El Atlético de Madrid suma su segundo descalabro
Ni siquiera con una hora de superioridad numérica, ni en su estadio, ni en una situación límite, el Atlético de Madrid fue capaz de recomponerse contra su visible crisis, empatado en su casa por el Espanyol (1-1), en inferioridad numérica desde el minuto 27, capaz de tomar ventaja a la hora de partido por un […]
Ni siquiera con una hora de superioridad numérica, ni en su estadio, ni en una situación límite, el Atlético de Madrid fue capaz de recomponerse contra su visible crisis, empatado en su casa por el Espanyol (1-1), en inferioridad numérica desde el minuto 27, capaz de tomar ventaja a la hora de partido por un gol de Sergi Darder y poner contra las cuerdas al equipo rojiblanco, que rebajó su golpetazo por el gol incontestable de Joao Félix, suplente y decisivo de nuevo.
Simeone salvó un punto por el atacante portugués, con el que no cuenta para la titularidad. No hay más certeza que esa del duelo de este domingo, en la misma línea de los últimos del conjunto rojiblanco, en ese despropósito continuado en el que reincidió contra el Leverkusen, prolongó en Cádiz, aumentó en Oporto y repitió ante su público en el Metropolitano, donde sólo la luz del delantero luso, suplente en diez de los últimos once choques, incluido el de este domingo, redujo la catástrofe rojiblanca, que podría dejarle a once puntos del liderato si el Real Madrid vence el lunes en Vallecas.

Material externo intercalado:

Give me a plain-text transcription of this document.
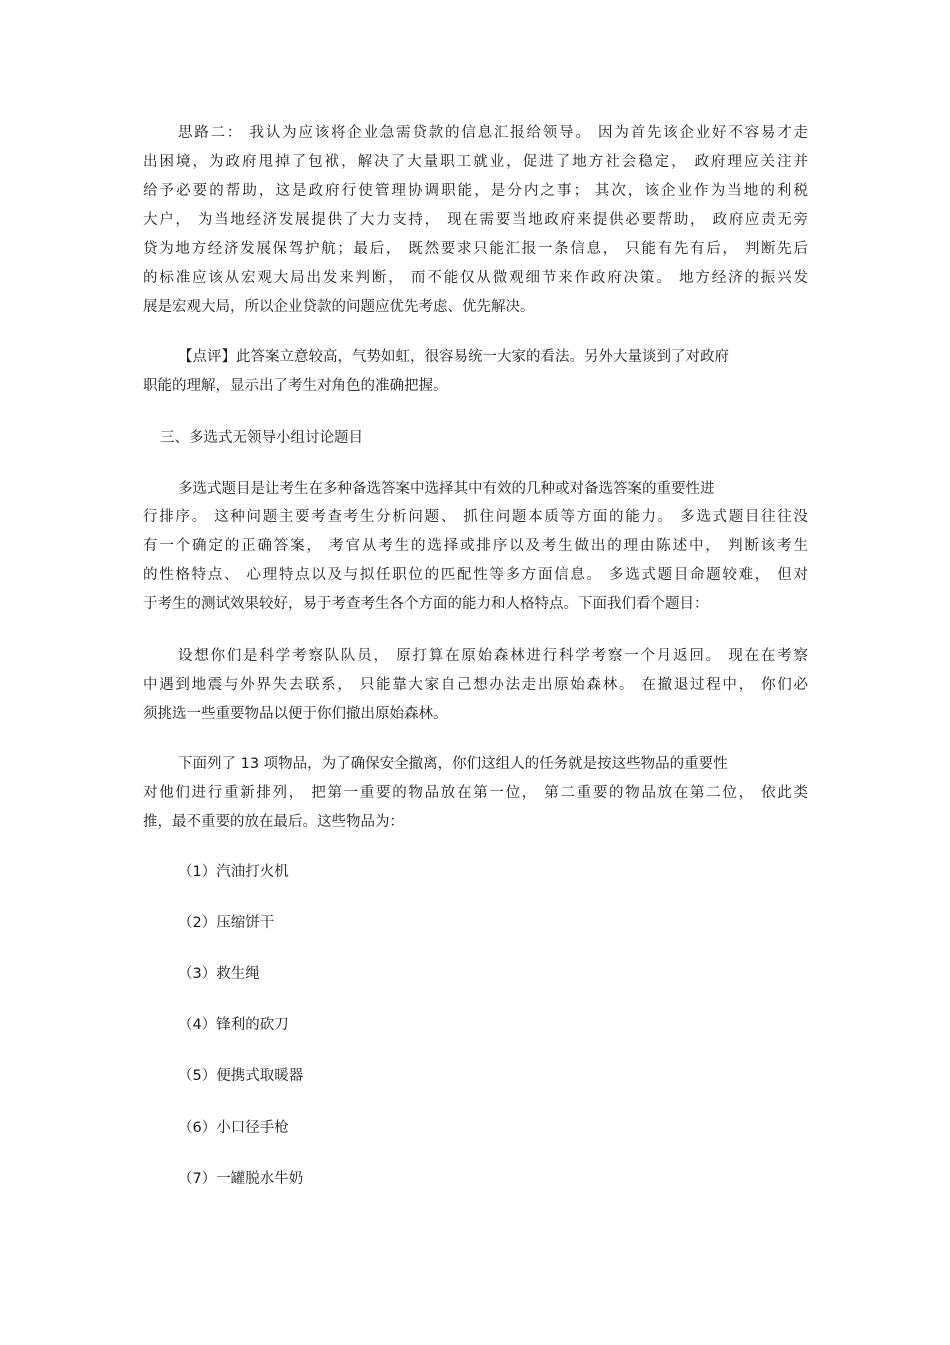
思路二： 我认为应该将企业急需贷款的信息汇报给领导。 因为首先该企业好不容易才走
出困境，为政府甩掉了包袱，解决了大量职工就业，促进了地方社会稳定， 政府理应关注并
给予必要的帮助，这是政府行使管理协调职能，是分内之事； 其次，该企业作为当地的利税
大户， 为当地经济发展提供了大力支持， 现在需要当地政府来提供必要帮助， 政府应责无旁
贷为地方经济发展保驾护航；最后， 既然要求只能汇报一条信息， 只能有先有后， 判断先后
的标准应该从宏观大局出发来判断， 而不能仅从微观细节来作政府决策。 地方经济的振兴发
展是宏观大局，所以企业贷款的问题应优先考虑、优先解决。
【点评】此答案立意较高，气势如虹，很容易统一大家的看法。另外大量谈到了对政府
职能的理解，显示出了考生对角色的准确把握。
三、多选式无领导小组讨论题目
多选式题目是让考生在多种备选答案中选择其中有效的几种或对备选答案的重要性进
行排序。 这种问题主要考查考生分析问题、 抓住问题本质等方面的能力。 多选式题目往往没
有一个确定的正确答案， 考官从考生的选择或排序以及考生做出的理由陈述中， 判断该考生
的性格特点、 心理特点以及与拟任职位的匹配性等多方面信息。 多选式题目命题较难， 但对
于考生的测试效果较好，易于考查考生各个方面的能力和人格特点。下面我们看个题目：
设想你们是科学考察队队员， 原打算在原始森林进行科学考察一个月返回。 现在在考察
中遇到地震与外界失去联系， 只能靠大家自己想办法走出原始森林。 在撤退过程中， 你们必
须挑选一些重要物品以便于你们撤出原始森林。
下面列了 13 项物品，为了确保安全撤离，你们这组人的任务就是按这些物品的重要性
对他们进行重新排列， 把第一重要的物品放在第一位， 第二重要的物品放在第二位， 依此类
推，最不重要的放在最后。这些物品为：
（1）汽油打火机
（2）压缩饼干
（3）救生绳
（4）锋利的砍刀
（5）便携式取暖器
（6）小口径手枪
（7）一罐脱水牛奶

Aún pudo ganar el Atlético, con otro remate de Joao Félix que salvó Lecomte, cuando el asedio del conjunto rojiblanco sí fue de verdad, después de malgastar más de 70 minutos antes, cuando un remate de Giménez salió un milímetro fuera de la victoria que sólo mereció realmente en ese tramo, nunca antes, con el ‘7’ rojiblanco sobre el terreno.
Después del ridículo de Oporto, el plebiscito no tuvo una dimensión que proyecte un sentir generalizado. No hubo bronca cuando el equipo saltó al terreno; sobresalió, como siempre, la aclamación cuando retumbó en la megafonía el nombre de Diego Simeone y hubo más o menos la misma división de opiniones de los últimos tiempos cuando resonó desde algún sector de aficionados (no de los ultras del Frente Atlético, ausentes todo el primer tiempo) el ‘Ole, ole, ole, Cholo Simeone’, respondido con silbidos por otra parte de los seguidores.
El resultado es que ni lo uno ni lo otro disfruta de una mayoría como para percibirse en una ventaja diferencial en ningún debate, cuyo alimento son los resultados, ni más ni menos. Ni el juego ni el plan ni nada que no sea el dígito con el que concluya el partido. Lo importante es la victoria a ojos de todos. Del club, de la afición, del cuerpo técnico y de los jugadores, a los que el paso de los duelos les ha privado de la coartada que otras veces los aisló de la discusión, siempre enfocada en la figura de Simeone, en el foco en el éxito y en la crítica.
Va en el cargo y en la dimensión con la que ha alcanzado en el Atlético, que tampoco vale como salvavidas en la zozobra que hoy por hoy afecta al conjunto rojiblanco, del que no hay ni rastro del que construyó y consolidó durante años y años, irreconocible desde la pasada campaña en sus aspectos más determinantes, mientras el técnico reincide en errores que han dirigido a su grupo al lugar donde está ahora, a la duda permanente que lo atenaza.